Marco Montes, arrogante vice allenatore di una squadra di basket professionista, viene arrestato per guida in stato di ebbrezza e condannato ai servizi sociali, che consistono nell’allenare una squadra di pallacanestro di persone con disabilità intellettiva. Il tema forse non è del tutto originale, ma il risultato è sorprendente. Il film tratta con empatia e leggerezza argomenti importanti; non solo la disabilità e l’integrazione, ma anche l’importanza del gioco di squadra e lo spirito decoubertiano dello sport. Leggerezza che filtra già dai titoli di testa, colorati ed accattivanti, per proseguire con un inizio scoppiettante e frizzante che dà il ritmo che rimarrà per tutta la durata del film, intermezzato da momenti empatici di riflessione e commozione profonda che colpiscono senza eccedere in buonismo e mielosità. Il tutto condito da una colonna sonora accattivante, che accompagna il protagonista in questo suo tragitto di vita e crescita interiore.
Del tema dei disabili e lo sport, in particolare delle Paralimpiadi da essi disputate, si era parlato allo scorso Ravenna Nightmare con il documentario Il rumore della vittoria, dedicato alla sordità; in Campeones, le Paralimpiadi vengono appena menzionate, ma per toccare altri punti delicati: la strumentalizzazione dello sport a fini squisitamente economici e la mancanza di scrupoli di alcuni allenatori.
Il regista lo fa raccontando la storia di Ramon, giocatore di basket di alto livello, vincitore di una medaglia ai Giochi Paralimpici, che Marco vorrebbe inserire in squadra ma che è diffidente a causa della disonestà dell’allenatore che lo aveva portato alle Paralimpiadi con una squadra in cui i veri disabili erano solo due, motivo di squalifica della stessa e della perdita della medaglia conquistata da Ramon con sudore e passione.
In tutto questo, Marco imparerà a capire, apprezzare ed amare i suoi ragazzi; la sua squadra, il cui nome simbolico è Los Amigos, porterà nella sua vita la comprensione dei sentimenti veri e la bellezza dello sport, che De Coubertin auspicava: l’importanza del partecipare, non di vincere.
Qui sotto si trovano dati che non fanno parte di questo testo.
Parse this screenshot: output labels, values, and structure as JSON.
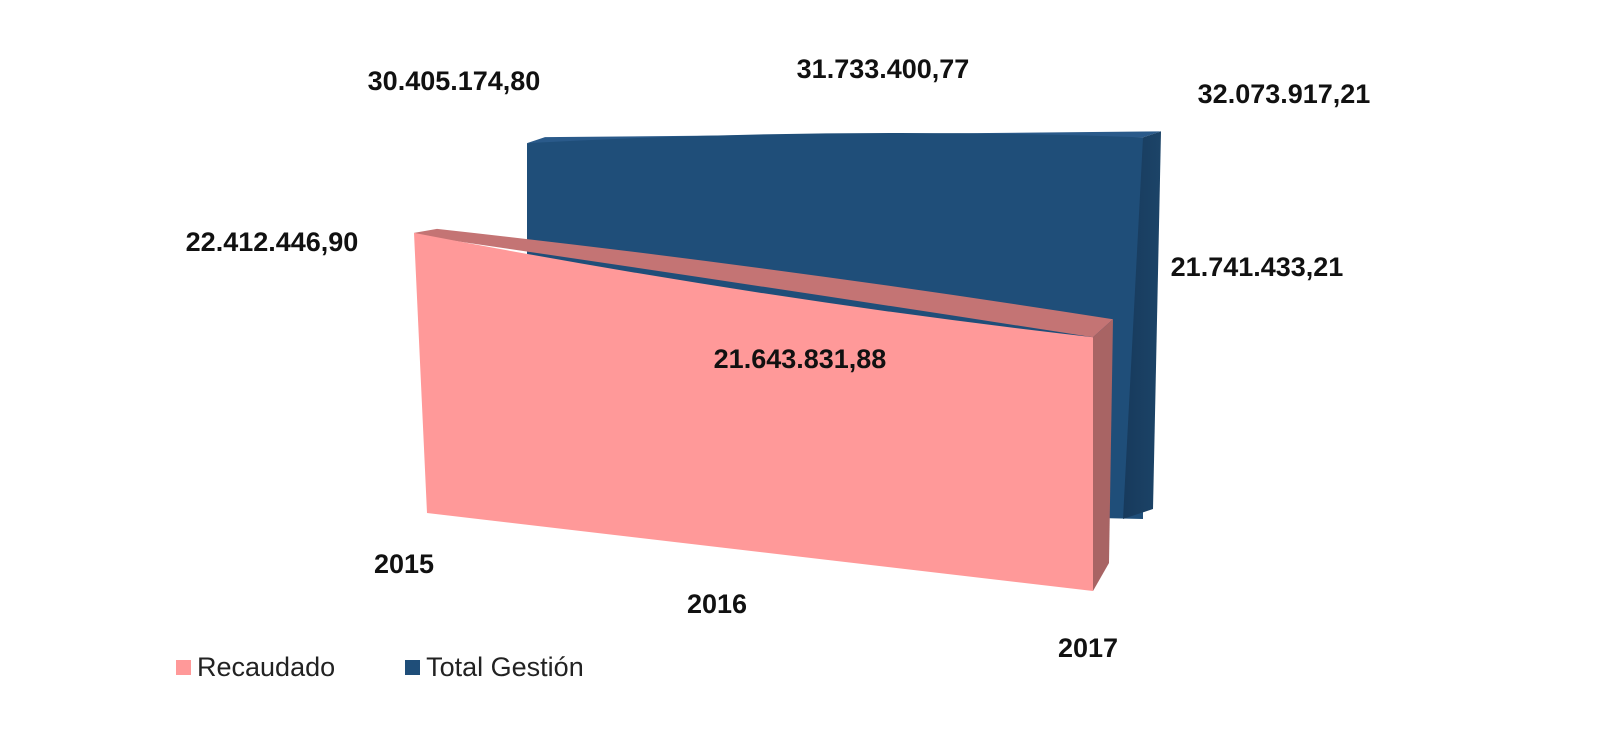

E Los Amigos vinceranno, uniti come mai prima, arrivando sino alla finale. Una finale che non avrebbero potuto giocare, disputandosi nelle Canarie. Ma Marco riuscirà a portarli fino in fondo. Contro Los Nanos la sfida sarà sul filo di lana fino all’ultimo secondo. Ma l’importante non è il risultato. Quale delle due squadre attiverà prima, l’altra sarà ugualmente felice. E proprio questo abbraccio entusiasta delle due squadre sotto lo sguardo incredulo di Marco gli rivelerà finalmente il senso vero della competizione e l’importanza di sentirsi una squadra. E qui ritroverà l’unione con la moglie Sonia; nel film infatti si intreccia anche la vita privata di Marco, in crisi con Sonia, che rientrerà nella sua vita proprio grazie alla squadra, nella cui avventura sportiva ella verrà felicemente coinvolta. Perché, alla fine, anche Sonia e Marco sono una squadra. Unita per vincere. Non una medaglia, ma la loro felicità.